Uniform and Pitting Corrosion Processes of Al, Al-6061, Al-Zn and Al-Cu Alloys Exposed to SCN- Solutions and the Effect of Some Inorganic Anions

The effect of the alloying elements and some inorganic inhibitors (WO4 2-, MoO4 2-, SiO3 2- and CrO4 2- anions) on the uniform and pitting corrosion characteristics of Al-6061, Al-4.5% Cu, Al-7.5% Cu, Al-6% Zn and Al-12% Zn alloys were studied in 0.04M KSCN solution. Susceptibility of the tested alloys towards pitting corrosion was investigated using transient (potentiostatic and galvanostatic) measurements. An independent method of chemical analysis, namely ICP-AES (inductively coupled plasma atomic emission spectroscopy) was also used to study the effect of the alloying elements and the tested inorganic anions on the uniform corrosion of these materials.
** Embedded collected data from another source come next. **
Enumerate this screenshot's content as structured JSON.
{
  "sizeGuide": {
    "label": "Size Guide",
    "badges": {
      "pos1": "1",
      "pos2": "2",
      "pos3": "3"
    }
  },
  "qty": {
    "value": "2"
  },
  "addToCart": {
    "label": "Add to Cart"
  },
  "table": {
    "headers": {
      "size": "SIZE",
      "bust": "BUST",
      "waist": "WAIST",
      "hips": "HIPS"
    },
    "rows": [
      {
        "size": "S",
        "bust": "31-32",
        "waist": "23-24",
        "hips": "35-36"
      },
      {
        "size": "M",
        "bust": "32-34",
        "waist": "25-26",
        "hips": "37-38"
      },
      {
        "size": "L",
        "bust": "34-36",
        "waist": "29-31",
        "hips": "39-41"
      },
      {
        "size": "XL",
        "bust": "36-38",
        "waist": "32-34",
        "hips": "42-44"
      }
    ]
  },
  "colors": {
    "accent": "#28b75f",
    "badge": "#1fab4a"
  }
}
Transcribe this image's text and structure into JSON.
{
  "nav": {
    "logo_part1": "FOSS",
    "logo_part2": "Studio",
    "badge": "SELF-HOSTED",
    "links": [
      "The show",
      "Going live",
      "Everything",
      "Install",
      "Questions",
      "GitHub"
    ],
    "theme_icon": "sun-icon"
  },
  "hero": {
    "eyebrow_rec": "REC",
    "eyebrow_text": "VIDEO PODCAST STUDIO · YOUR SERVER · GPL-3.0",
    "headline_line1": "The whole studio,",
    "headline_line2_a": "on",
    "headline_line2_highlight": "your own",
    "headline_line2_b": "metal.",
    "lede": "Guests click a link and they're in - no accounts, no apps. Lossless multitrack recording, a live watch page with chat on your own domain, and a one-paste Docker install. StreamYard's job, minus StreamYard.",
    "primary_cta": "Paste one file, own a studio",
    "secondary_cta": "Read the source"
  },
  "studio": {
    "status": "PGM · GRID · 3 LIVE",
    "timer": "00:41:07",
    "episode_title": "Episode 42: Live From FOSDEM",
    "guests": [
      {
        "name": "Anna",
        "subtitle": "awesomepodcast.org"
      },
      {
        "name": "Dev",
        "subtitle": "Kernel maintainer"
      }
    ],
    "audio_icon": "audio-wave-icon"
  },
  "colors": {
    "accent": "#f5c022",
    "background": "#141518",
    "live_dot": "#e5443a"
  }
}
Results obtained were compared with pure Al. ICP measurements revealed that the alloyed Cu and alloyed Zn enhance uniform corrosion of the Al samples, while WO4 2-, MoO4 2-, SiO3 2- and CrO4 2- anions suppressed it. Transient measurements showed that nucleation of pit takes place after an incubation time (t i). The rate of pit initiation and growth (t i -1 ) increased with increase in SCN- concentration, applied anodic current, applied anodic potential and solution temperature. This rate of pit initiation and growth decreased in presence of inorganic inhibitors to an extent depending on the concentration and type of the introduced inhibitor. Alloyed Zn was found to accelerate pitting attack, while alloyed Cu suppressed it. Among the tested Al alloys, Al-6061 presented the highest resistance towards uniform and pitting corrosion processes. SiO3 2- and CrO4 2- were the most efficient anions in inhibiting uniform and pitting corrosion processes of Al in these solutions.